В[аше] В[ысокопревосходительство], гл[убоко]чт[имый] о Г[осподе] К[онстантин] П[етрович]. На днях я имел честь получить третью книгу Вашего перевода Св[ятого] Евангелия[6] и приношу Вам за этот подарок мою искреннейшую благодарность. С духовным утешением прочитал я несколько страниц, и ароматом славянского перевода повеяло на меня. Мне всегда думалось, что русский перевод Св[ященного] Писания сделан не по требованиям церковной жизни, а по требованиям сухой науки и потому [не] может производить на душу того благодатного впечатления, которого естественно ожидать от чтения слова Божия. Слава Богу, мы еще не отвыкли от языка славянского, народ наш, когда хочет говорить с должным благоговением о священных предметах, то старается [говорить] на славянском. Зачем же без всякой нужды отрывать его от этого священного для него языка? Смею думать, что и русский перевод Миней-Четьих постольку удовлетворит народ, поскольку он будет близок по духу подлиннику, сохранит весь аромат этого подлинника. К сожалению, этого нельзя сказать о всех житиях, напечатанных в новом издании[7].

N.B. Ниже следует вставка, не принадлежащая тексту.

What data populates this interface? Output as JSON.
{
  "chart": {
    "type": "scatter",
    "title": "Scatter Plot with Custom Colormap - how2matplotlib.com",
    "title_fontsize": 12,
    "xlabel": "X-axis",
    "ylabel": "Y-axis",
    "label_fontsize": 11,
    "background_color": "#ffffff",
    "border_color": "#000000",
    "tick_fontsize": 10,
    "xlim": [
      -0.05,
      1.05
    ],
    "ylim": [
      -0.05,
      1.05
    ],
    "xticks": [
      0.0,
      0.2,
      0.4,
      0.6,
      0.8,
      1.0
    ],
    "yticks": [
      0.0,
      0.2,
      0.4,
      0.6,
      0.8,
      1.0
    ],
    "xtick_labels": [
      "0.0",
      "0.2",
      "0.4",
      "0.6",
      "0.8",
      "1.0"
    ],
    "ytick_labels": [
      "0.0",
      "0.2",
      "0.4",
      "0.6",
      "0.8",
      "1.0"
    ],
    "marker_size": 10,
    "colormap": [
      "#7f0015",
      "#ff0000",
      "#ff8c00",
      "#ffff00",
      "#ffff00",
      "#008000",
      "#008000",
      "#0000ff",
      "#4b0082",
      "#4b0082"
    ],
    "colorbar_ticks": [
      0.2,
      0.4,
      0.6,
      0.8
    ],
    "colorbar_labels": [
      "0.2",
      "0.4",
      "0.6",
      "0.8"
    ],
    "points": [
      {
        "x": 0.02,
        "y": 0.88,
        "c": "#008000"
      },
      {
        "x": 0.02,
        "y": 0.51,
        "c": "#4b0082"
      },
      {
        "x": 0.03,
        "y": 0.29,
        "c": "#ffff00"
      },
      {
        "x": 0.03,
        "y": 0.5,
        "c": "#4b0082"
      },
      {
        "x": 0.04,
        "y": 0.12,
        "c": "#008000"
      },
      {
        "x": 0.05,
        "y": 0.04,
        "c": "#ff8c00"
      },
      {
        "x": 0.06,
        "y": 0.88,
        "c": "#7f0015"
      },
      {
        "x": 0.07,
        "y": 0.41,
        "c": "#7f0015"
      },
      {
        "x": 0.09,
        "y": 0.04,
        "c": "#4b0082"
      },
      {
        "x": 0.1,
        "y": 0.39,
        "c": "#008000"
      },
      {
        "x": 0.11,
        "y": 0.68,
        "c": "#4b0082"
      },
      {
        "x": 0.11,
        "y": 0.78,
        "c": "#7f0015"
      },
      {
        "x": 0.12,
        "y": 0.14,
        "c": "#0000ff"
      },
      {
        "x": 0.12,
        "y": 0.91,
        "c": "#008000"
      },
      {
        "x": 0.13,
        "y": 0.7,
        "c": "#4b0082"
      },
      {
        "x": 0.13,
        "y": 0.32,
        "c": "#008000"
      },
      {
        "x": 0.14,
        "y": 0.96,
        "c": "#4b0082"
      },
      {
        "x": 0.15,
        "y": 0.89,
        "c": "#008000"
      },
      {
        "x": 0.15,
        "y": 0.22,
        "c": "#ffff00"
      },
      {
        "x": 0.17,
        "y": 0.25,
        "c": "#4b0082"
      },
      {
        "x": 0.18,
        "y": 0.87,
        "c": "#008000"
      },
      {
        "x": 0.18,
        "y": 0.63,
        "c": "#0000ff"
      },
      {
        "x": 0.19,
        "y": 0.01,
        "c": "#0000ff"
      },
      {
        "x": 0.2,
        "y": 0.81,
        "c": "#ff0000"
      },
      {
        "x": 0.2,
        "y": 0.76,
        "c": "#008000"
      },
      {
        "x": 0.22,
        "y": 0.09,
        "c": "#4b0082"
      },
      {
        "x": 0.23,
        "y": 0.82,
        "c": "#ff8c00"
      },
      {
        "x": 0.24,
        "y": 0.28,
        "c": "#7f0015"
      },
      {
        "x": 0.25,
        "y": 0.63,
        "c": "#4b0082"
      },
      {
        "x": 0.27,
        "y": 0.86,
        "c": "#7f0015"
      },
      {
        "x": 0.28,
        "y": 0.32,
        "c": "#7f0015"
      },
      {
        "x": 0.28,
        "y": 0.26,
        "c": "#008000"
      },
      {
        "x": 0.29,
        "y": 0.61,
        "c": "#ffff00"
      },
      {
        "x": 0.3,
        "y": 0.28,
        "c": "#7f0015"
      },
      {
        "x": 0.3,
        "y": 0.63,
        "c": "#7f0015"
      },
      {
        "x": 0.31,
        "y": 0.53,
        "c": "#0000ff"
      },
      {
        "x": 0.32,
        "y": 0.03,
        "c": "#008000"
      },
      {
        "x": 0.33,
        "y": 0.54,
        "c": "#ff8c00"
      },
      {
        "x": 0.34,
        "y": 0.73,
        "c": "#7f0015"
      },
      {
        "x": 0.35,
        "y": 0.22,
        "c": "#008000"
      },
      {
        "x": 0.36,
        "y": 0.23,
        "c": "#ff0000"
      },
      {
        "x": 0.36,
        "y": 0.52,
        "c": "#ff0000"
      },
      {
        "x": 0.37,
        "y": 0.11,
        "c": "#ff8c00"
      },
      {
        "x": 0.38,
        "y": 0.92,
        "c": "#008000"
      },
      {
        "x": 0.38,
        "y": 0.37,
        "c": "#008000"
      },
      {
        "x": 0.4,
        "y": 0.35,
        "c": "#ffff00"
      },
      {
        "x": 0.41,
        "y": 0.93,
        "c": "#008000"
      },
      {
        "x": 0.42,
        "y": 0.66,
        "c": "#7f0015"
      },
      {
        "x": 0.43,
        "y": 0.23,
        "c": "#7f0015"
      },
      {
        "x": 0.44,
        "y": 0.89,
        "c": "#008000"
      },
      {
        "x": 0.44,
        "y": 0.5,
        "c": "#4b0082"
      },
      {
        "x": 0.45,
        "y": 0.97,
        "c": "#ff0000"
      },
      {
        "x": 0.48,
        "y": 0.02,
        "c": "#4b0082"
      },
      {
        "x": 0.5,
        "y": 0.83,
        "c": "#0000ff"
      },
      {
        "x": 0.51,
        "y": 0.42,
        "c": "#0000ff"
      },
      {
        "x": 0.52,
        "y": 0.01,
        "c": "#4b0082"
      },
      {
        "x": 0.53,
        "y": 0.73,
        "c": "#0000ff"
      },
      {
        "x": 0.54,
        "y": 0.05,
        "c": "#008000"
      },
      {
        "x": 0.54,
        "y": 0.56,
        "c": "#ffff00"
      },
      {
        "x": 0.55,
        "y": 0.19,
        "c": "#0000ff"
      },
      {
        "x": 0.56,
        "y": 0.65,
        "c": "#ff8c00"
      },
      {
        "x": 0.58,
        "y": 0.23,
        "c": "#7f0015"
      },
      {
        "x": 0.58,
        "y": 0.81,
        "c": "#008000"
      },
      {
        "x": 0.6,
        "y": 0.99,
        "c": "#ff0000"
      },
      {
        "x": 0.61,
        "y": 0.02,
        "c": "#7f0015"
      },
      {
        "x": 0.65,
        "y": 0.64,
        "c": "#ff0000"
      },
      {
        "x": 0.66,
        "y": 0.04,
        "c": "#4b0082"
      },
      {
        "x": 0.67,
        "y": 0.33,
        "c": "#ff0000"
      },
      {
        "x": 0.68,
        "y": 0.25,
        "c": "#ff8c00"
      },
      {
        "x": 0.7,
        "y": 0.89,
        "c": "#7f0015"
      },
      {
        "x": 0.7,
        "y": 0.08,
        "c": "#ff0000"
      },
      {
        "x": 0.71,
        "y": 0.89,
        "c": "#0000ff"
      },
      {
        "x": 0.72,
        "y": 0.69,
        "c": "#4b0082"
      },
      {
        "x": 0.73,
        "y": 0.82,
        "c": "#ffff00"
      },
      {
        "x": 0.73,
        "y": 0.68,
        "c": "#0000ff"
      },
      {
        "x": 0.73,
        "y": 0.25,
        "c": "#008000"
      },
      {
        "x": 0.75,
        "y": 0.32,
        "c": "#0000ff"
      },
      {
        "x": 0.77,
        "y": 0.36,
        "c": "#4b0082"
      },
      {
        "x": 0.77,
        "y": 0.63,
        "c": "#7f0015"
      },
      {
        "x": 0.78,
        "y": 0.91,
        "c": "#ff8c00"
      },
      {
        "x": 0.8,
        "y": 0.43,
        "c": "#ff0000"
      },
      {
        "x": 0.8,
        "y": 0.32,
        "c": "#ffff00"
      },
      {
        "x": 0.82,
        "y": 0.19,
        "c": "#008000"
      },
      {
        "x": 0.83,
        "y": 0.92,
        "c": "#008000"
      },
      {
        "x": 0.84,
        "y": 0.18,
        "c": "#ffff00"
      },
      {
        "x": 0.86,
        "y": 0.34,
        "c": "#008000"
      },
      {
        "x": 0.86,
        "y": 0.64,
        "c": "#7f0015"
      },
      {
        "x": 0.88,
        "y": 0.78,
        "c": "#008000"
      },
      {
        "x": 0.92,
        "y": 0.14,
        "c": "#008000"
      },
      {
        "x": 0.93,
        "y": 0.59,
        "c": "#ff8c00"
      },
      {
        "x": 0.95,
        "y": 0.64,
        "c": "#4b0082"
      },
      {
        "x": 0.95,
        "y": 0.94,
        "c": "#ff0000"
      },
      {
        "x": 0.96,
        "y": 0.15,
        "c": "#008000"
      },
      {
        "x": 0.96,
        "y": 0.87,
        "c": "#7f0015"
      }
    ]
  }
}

Получил я и записку князя Еникеева. Признаюсь, пытался я отвечать ему на некоторые письма, коими он осуждал меня, но вижу, что это бесполезно: жаль тратить время на такую переписку. Если ему не угодно получать моих изданий – кто ж его принуждает на них подписываться? Но неужели в угоду каждому читателю [надо] менять даже орфографию, коей держусь 25 лет? Если б князь сам был пограмотнее, то не стал бы меня осуждать за правописание, коего держался великий святитель Филарет и которое имеет прямое основание в славянском и греческом правописании, тогда как современное гражданское правописание есть, думается, результат безграмотности наборщиков XVIII столетия. […]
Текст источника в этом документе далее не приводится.